By Aftab Ahmed
NEWDELHI (Reuters) – India on Saturday announced a series of measures to revive the housing sector and boost exports as the government tries to kick-start an economy hit by a lending crisis and a slowdown in demand.
A fund worth 100 billion rupees (£1.13 billion) will be available to complete unfinished affordable and middle income housing projects, India’s Finance Minister Nirmala Sitharaman said.
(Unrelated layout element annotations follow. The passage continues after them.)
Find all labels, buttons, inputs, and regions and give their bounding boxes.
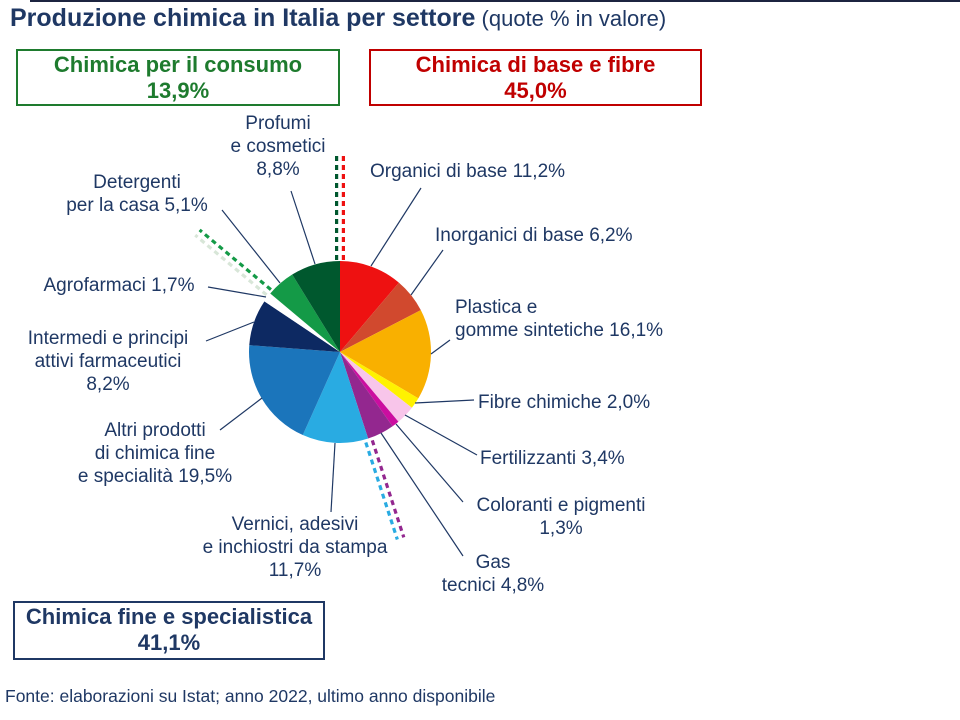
- slice-label-organici: Organici di base 11,2%: [370, 161, 566, 182]
- page-title: Produzione chimica in Italia per settore: [10, 4, 476, 32]
- leader-line-profumi: [290, 190, 316, 265]
- top-border-line: [30, 0, 960, 2]
- pie-slice-plastica: [340, 310, 431, 399]
- pie-slice-gas: [340, 352, 393, 439]
- slice-label-intermedi: Intermedi e principi attivi farmaceutici 8…: [27, 328, 189, 395]
- pie-slice-vernici: [302, 352, 369, 444]
- group-box-base-label: Chimica di base e fibre: [415, 52, 656, 77]
- group-box-consumo-value: 13,9%: [146, 78, 210, 103]
- leader-line-vernici: [330, 442, 336, 513]
- slice-label-coloranti: Coloranti e pigmenti 1,3%: [476, 495, 646, 539]
- group-separator-line: [198, 228, 272, 291]
- pie-slice-detergenti: [270, 274, 340, 352]
- slice-label-profumi: Profumi e cosmetici 8,8%: [230, 113, 326, 180]
- group-separator-line: [194, 233, 268, 297]
- leader-line-coloranti: [395, 423, 464, 503]
- group-box-consumo: Chimica per il consumo 13,9%: [16, 49, 340, 106]
- pie-slice-coloranti: [340, 352, 399, 427]
- leader-line-agrofarmaci: [207, 286, 267, 298]
- leader-line-plastica: [430, 339, 451, 355]
- page-subtitle: (quote % in valore): [475, 6, 667, 31]
- pie-slice-fertilizzanti: [340, 352, 412, 422]
- group-separator-line: [364, 441, 399, 540]
- slice-label-agrofarmaci: Agrofarmaci 1,7%: [43, 275, 195, 296]
- group-box-base-value: 45,0%: [504, 78, 567, 103]
- slice-label-fertilizzanti: Fertilizzanti 3,4%: [480, 448, 625, 469]
- slice-label-fibre: Fibre chimiche 2,0%: [478, 392, 651, 413]
- pie-slice-altri: [249, 345, 340, 436]
- leader-line-gas: [380, 432, 464, 557]
- slice-label-gas: Gas tecnici 4,8%: [441, 552, 545, 596]
- leader-line-inorganici: [410, 249, 444, 296]
- pie-slice-profumi: [292, 261, 340, 352]
- slice-label-vernici: Vernici, adesivi e inchiostri da stampa 11…: [202, 514, 388, 581]
- slice-label-detergenti: Detergenti per la casa 5,1%: [66, 172, 208, 216]
- page-title-row: Produzione chimica in Italia per settore…: [10, 4, 666, 33]
- slice-label-altri: Altri prodotti di chimica fine e specialit…: [77, 420, 233, 487]
- group-box-fine-value: 41,1%: [137, 630, 201, 655]
- pie-slice-fibre: [340, 352, 419, 408]
- group-separator-line: [370, 439, 406, 538]
- leader-line-detergenti: [221, 209, 281, 284]
- leader-line-fertilizzanti: [404, 414, 478, 456]
- leader-line-intermedi: [205, 321, 255, 342]
- group-box-consumo-label: Chimica per il consumo: [53, 52, 303, 77]
- slice-label-plastica: Plastica e gomme sintetiche 16,1%: [455, 297, 664, 341]
- group-box-fine: Chimica fine e specialistica 41,1%: [13, 601, 325, 660]
- pie-slice-inorganici: [340, 282, 421, 352]
- group-box-base: Chimica di base e fibre 45,0%: [369, 49, 702, 106]
- group-box-fine-label: Chimica fine e specialistica: [25, 604, 313, 629]
- pie-slice-organici: [340, 261, 399, 352]
- leader-line-altri: [219, 397, 263, 431]
- pie-slice-agrofarmaci: [264, 293, 340, 352]
- pie-slice-intermedi: [249, 301, 340, 352]
- footer-source-text: Fonte: elaborazioni su Istat; anno 2022,…: [5, 686, 496, 706]
- slice-label-inorganici: Inorganici di base 6,2%: [435, 225, 633, 246]
- leader-line-fibre: [414, 399, 475, 404]
- leader-line-organici: [370, 187, 422, 267]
An equal amount of funding will come from the private sector or from a government insurance company, she added.
“The objective is to focus on construction of unfinished units,” Sitharaman told reporters in New Delhi.
The government will make offshore borrowing easier for affordable housing schemes, she said.
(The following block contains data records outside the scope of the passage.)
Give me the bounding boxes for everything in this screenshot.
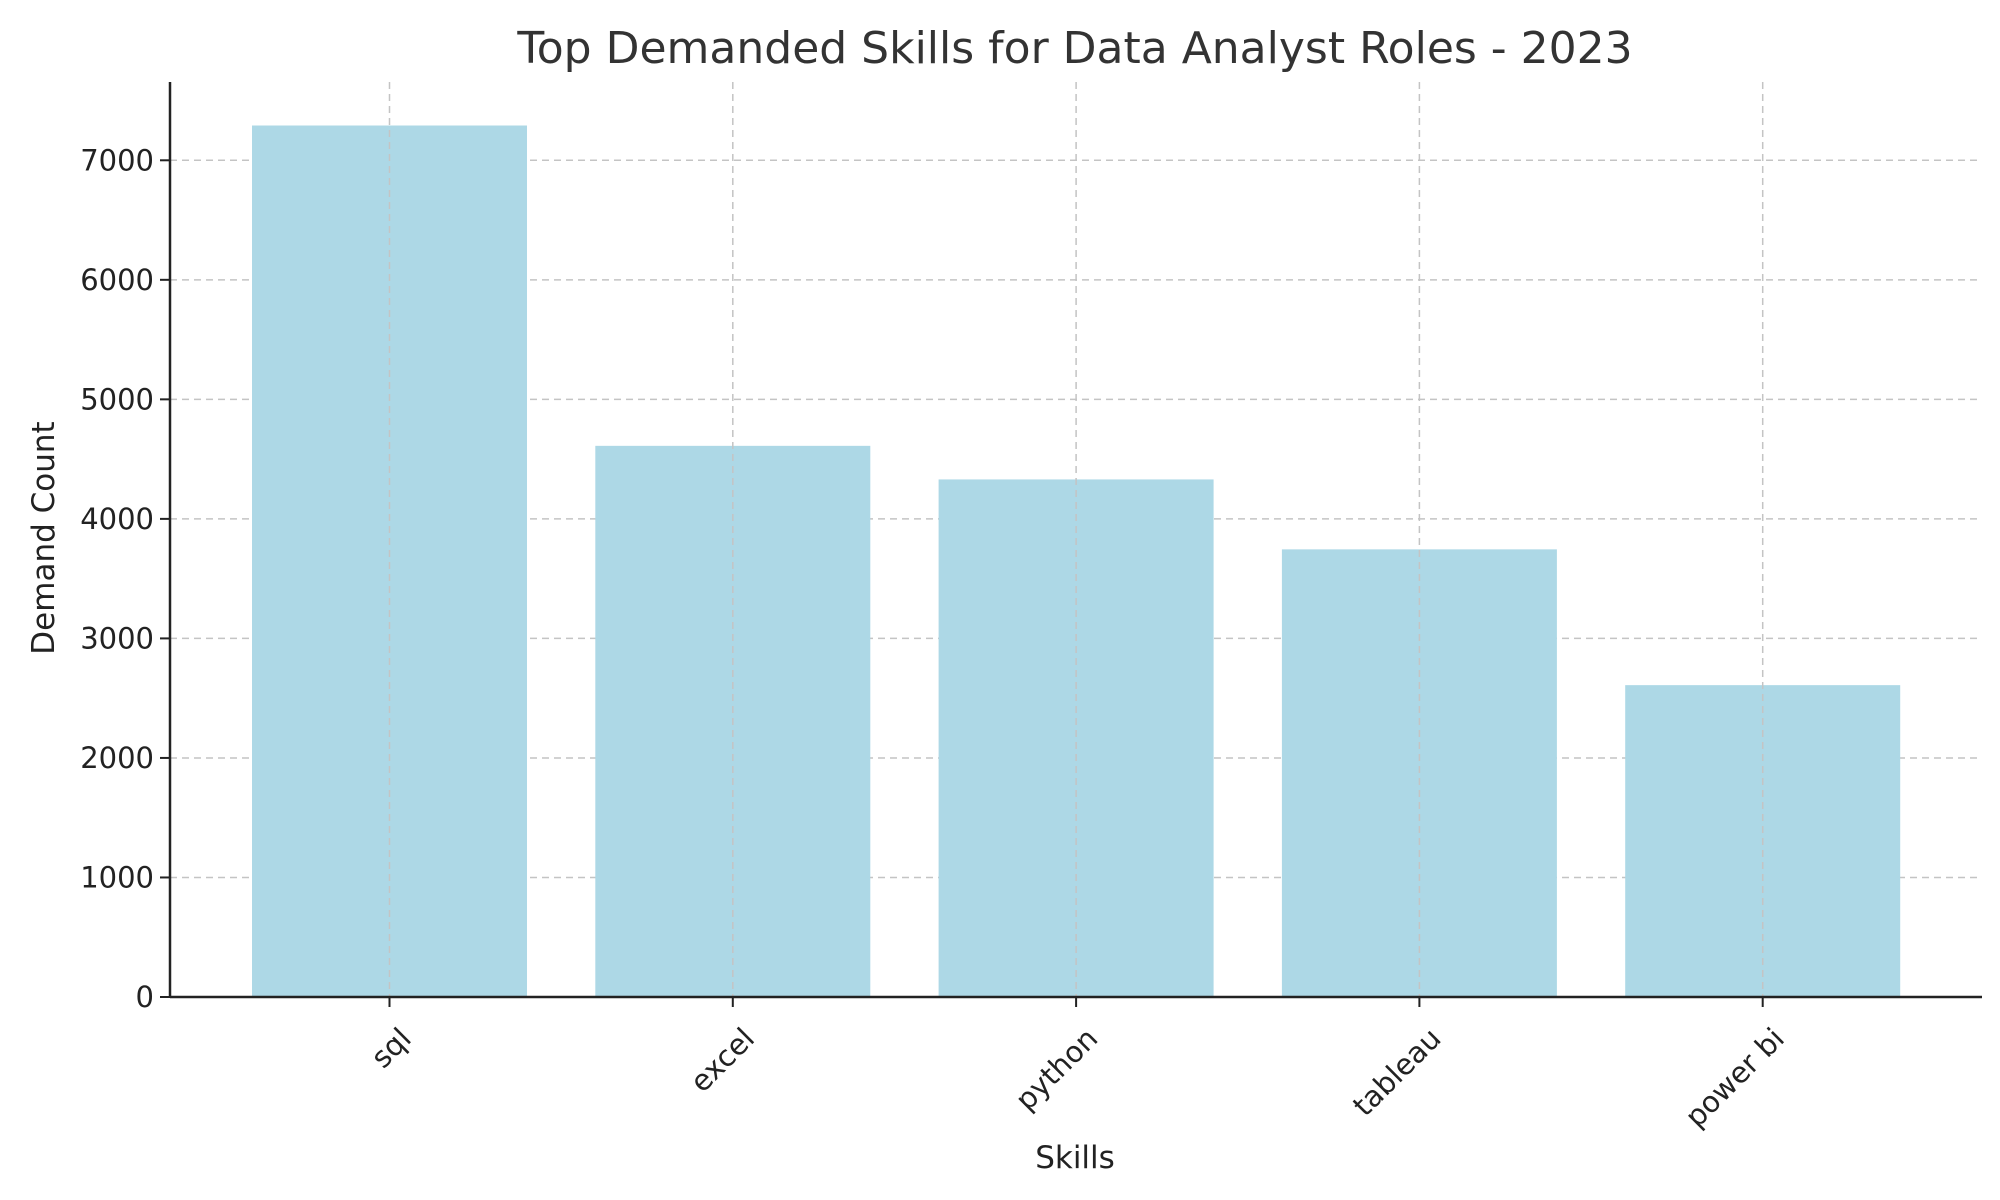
bar-python — [938, 479, 1214, 998]
x-axis-label: Skills — [1035, 1140, 1115, 1176]
y-tick-label: 2000 — [80, 741, 154, 775]
y-tick-label: 5000 — [80, 382, 154, 416]
x-tick-label: power bi — [1678, 1021, 1791, 1134]
x-tick-label: excel — [683, 1021, 761, 1099]
x-tick-label: sql — [364, 1021, 417, 1074]
y-tick-label: 4000 — [80, 502, 154, 536]
x-tick-label: python — [1009, 1021, 1105, 1117]
y-tick-label: 3000 — [80, 621, 154, 655]
chart-title: Top Demanded Skills for Data Analyst Rol… — [516, 23, 1632, 74]
y-axis-label: Demand Count — [26, 421, 62, 654]
y-tick-label: 1000 — [80, 860, 154, 894]
vertical-grid-layer — [388, 82, 1764, 997]
y-tick-label: 6000 — [80, 263, 154, 297]
y-tick-label: 0 — [136, 980, 154, 1014]
x-tick-label: tableau — [1346, 1021, 1448, 1123]
y-tick-label: 7000 — [80, 143, 154, 177]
This was the third time in two months that India’s finance minister announced a raft of fiscal measures to boost demand at a time when economic growth has dropped to a six-year low.
However, some housing industry consultants said the fund, which excludes projects that are deemed non-performing assets or in bankruptcy proceedings, was too narrow in its scope.
“The stressed fund is not going to have a significant effect as not many projects are likely to qualify. I believe that from the roughly 5,000 projects that are stuck at that stage only 200-250 of them will make the cut,” said Pankaj Kapoor, chief executive of real estate rating and research firm Liases Foras.
A crisis at one of India’s biggest non-bank finance companies in September, at a time when the Indian banking system was jostling with $10 billion (£8 billion) stressed loans, pushed India into a lending crisis, hurting investment and consumer spending.
This was exacerbated by a slowdown in its automobile sector, which pushed India’s once-buoyant economic growth rate down to 5% for the three months ended June 2019.
Sitharaman also announced steps to boost the export sector, saying the government will relax lending rules, which could lead to banks providing up to an extra 680 billion rupees of export credit.
The government also plans to bring the time to export, or the turnaround time for shipments to be loaded onto a vessel and depart from airports and ports of India to best international standards by the end of the year.
India’s best port in the southern city of Kozhikode takes around 1.10 days for a turnaround as against Boston’s 0.55 days and Shanghai’s 0.83 days, the Finance Minister said.
India’s exports fell by more than 6% in August due to a substantial slump in shipments from sectors including petroleum, engineering, leather and jewellery.
“This is a booster dose and will help us stay afloat,” Sharad Kumar Saraf, President, Federation of Indian Export Organisations (FIEO) said.